Kevin Mellyn, MSN Money

  •  U.S. consumers are now living...like the one the Japanese have been living in for the past 20 years...slow growth, large government deficits, and a rickety banking system
  •  The point is, though, that people are adaptable and can learn to cope with a no-growth or slow-growth economy.
  • The Japanese have gracefully adapted to a world of slow growth and diminished expectations
  • The U.S. economy was driven for more than two decades by an oversize financial sector...The financial sector grew by increasing the availability of consumer credit and lowering its quality
  • The real choice is whether to live within your means with a good heart, as the Japanese do, or hope the credit bubble can be reinflated.  
 Comment:

I would agree with the part that says live within your means.  A credit bubble should not be reinflated.   What's needed is a growth driver such as the one that we had in the nineties.  The nineties growth driver was the world wide web.  The new growth driver can be energy.

The current US energy bill is a drain upon the economy.  With hundreds of billions going out each year at ever increasing prices- a reduction in that bill can add much buying power to the wallets of consumers.  Savings rates could also go up, which will aid in paying off the debt.  Besides that, additional risk capital could become available to fund new growth drivers as well.

A second growth driver could be the settlement of space.  Entire new industries could arise from that.  Among these are mining the asteroids for their precious metals, amongst other things.
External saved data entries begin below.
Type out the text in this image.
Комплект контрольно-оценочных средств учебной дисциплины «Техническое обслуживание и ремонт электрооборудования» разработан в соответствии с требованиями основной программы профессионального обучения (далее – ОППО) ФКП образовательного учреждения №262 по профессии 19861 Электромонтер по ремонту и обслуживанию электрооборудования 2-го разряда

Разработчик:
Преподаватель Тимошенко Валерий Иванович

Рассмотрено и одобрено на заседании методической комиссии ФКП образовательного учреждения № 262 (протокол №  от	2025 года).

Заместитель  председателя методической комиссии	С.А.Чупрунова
Finally, the whole idea of reduced expectations is nothing new.  It was also seen during the late seventies.  Supposedly, the US had reached its Limits to Growth.  But those limits were found to be those that were imposed.  Such a thing could be happening again with the emphasis on "sustainable" growth- which is just a code word for no growth at all.  If that mindset can be overcome, and a new pro-growth mindset be substituted in its place, then a new era of rapid growth and progress can be achievable.  If this is not done, US consumers may as well get used to slow growth, because that is what the current policy makers want.